A bright morning, the cupola of the Holderness sky pale blue streaked with light clouds. I took bus X7 to Patrington and walked to Patrington Haven, then heading to the recently completed managed realignment around Welwick saltmarsh, which has been named The Outstrays. The place is unrecognisable as the flood bank has been moved inland, and what used to be fields is now establishing saltmarsh with Brent grazing, wideon splashing and Little Egrets looking for small fish and invertebrates in the new creeks and lagoons.
A large flock of Curlew feed on a grassy area recently created. I move onwards by the quarry of Haverfield, now vegetated with hawthorn and other trees.

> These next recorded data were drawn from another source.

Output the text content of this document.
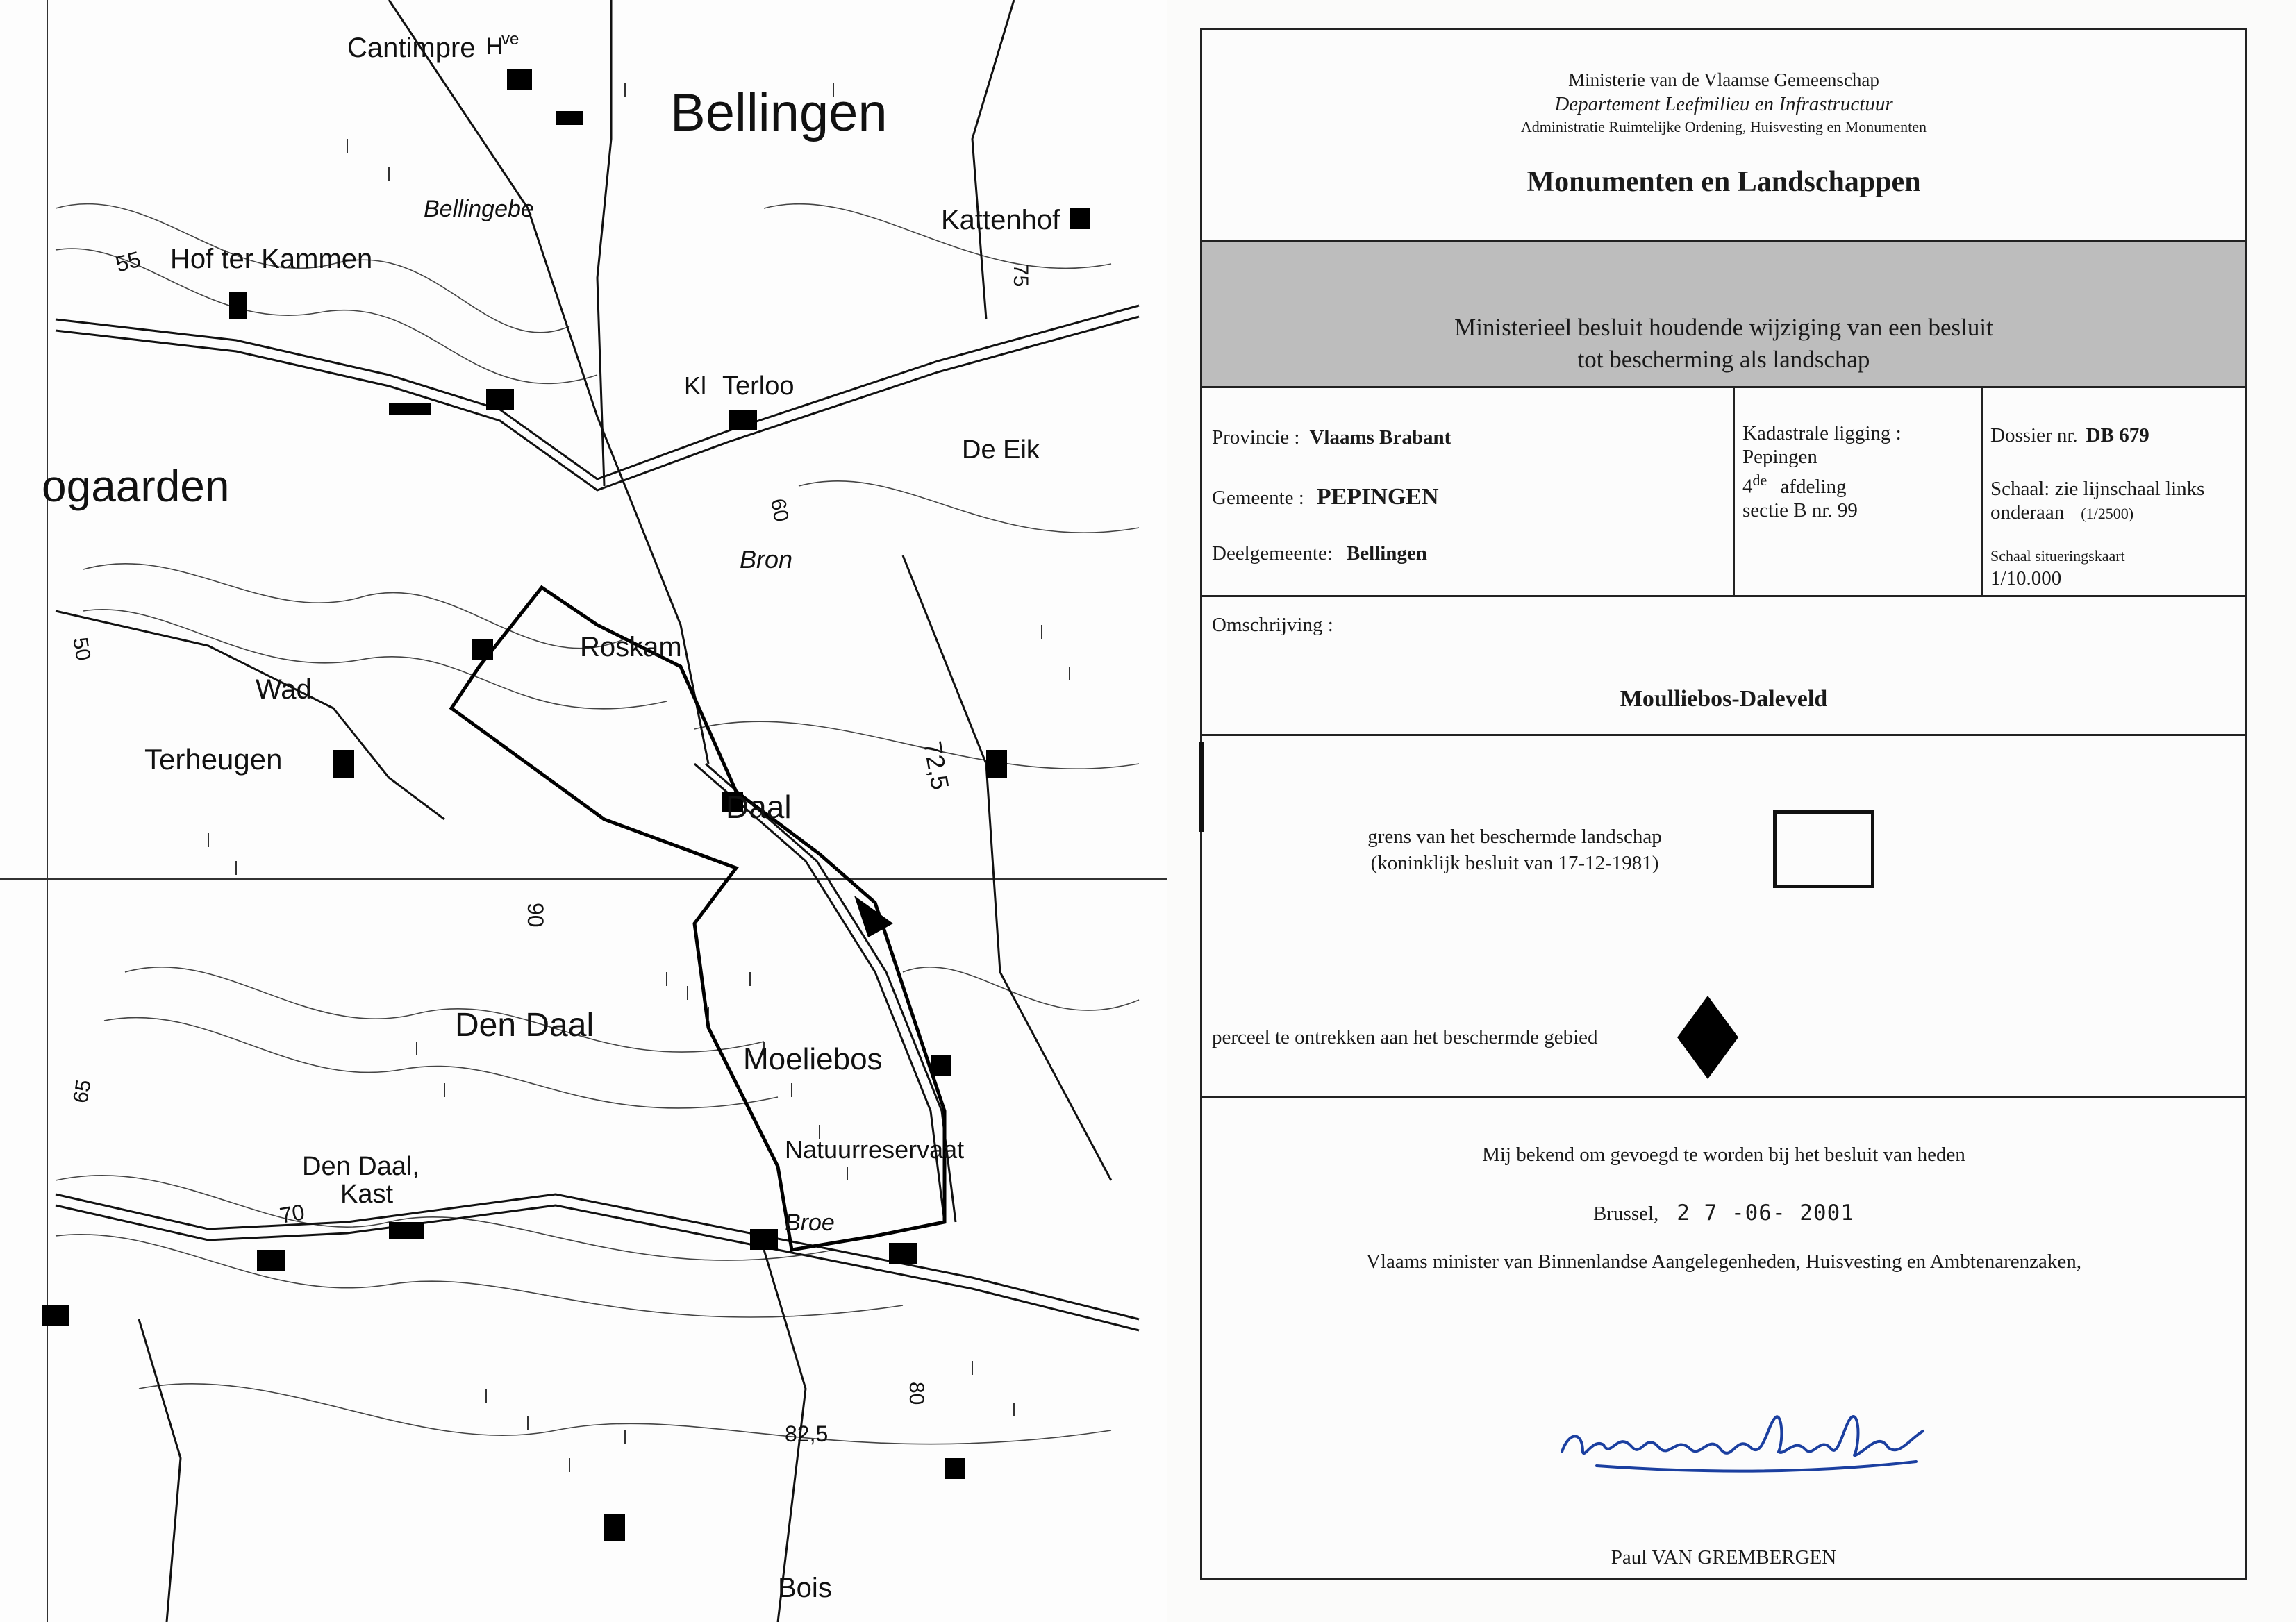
Cantimpre H
ve
Bellingen
Hof ter Kammen
Bellingebe	Kattenhof
Kl Terloo
De Eik
ogaarden
Bron
Roskam
Wad
Terheugen
Daal
Den Daal
Moeliebos
Natuurreservaat
Den Daal,
Kast
Broe
Bois
55
60
75
72,5
90
65
70
80
82,5
50
Ministerie van de Vlaamse Gemeenschap
Departement Leefmilieu en Infrastructuur
Administratie Ruimtelijke Ordening, Huisvesting en Monumenten
Monumenten en Landschappen
Ministerieel besluit houdende wijziging van een besluit
tot bescherming als landschap
Provincie : Vlaams Brabant
Gemeente : PEPINGEN
Deelgemeente: Bellingen
Kadastrale ligging :
Pepingen
4de afdeling
sectie B nr. 99
Dossier nr. DB 679
Schaal: zie lijnschaal links
onderaan (1/2500)
Schaal situeringskaart
1/10.000
Omschrijving :
Moulliebos-Daleveld
grens van het beschermde landschap
(koninklijk besluit van 17-12-1981)
perceel te ontrekken aan het beschermde gebied
Mij bekend om gevoegd te worden bij het besluit van heden
Brussel, 2 7 -06- 2001
Vlaams minister van Binnenlandse Aangelegenheden, Huisvesting en Ambtenarenzaken,
Paul VAN GREMBERGEN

I ponder what was extracted from the quarry when the materials on some molehills remind me: this is a fossil dune which used to be the shore of the Humber before land was reclaimed and Sunk Island was annexed to the mainland. I decide I need to do this walk again in the summer, looks wonderful for bush-crickets and dragonflies and other insects. In fact, a bumblebee is now feeding on some late bramble flowers and a dronefly lands to bank in the sunshine.
A buzzard mews and is chased by crows. As I emerge from the quarry there is a view of the new freshwater ponds. There are many birds including Teal, Shoveler and a Little Egret. A Shelduck lands. Then I spot a Kestrel that looks like has caught a big bird and is mantling it, there are distress calls and much flapping, but as I focus my binoculars I realise there are two Kestrels in a dogged fight, they separate and come together again. Their calls attract the attention of crows and of a Sparrowhawk. I watch them as they pursue each other and come to the ground again, one of them hovering over the other. One looks like a female, the other a young male.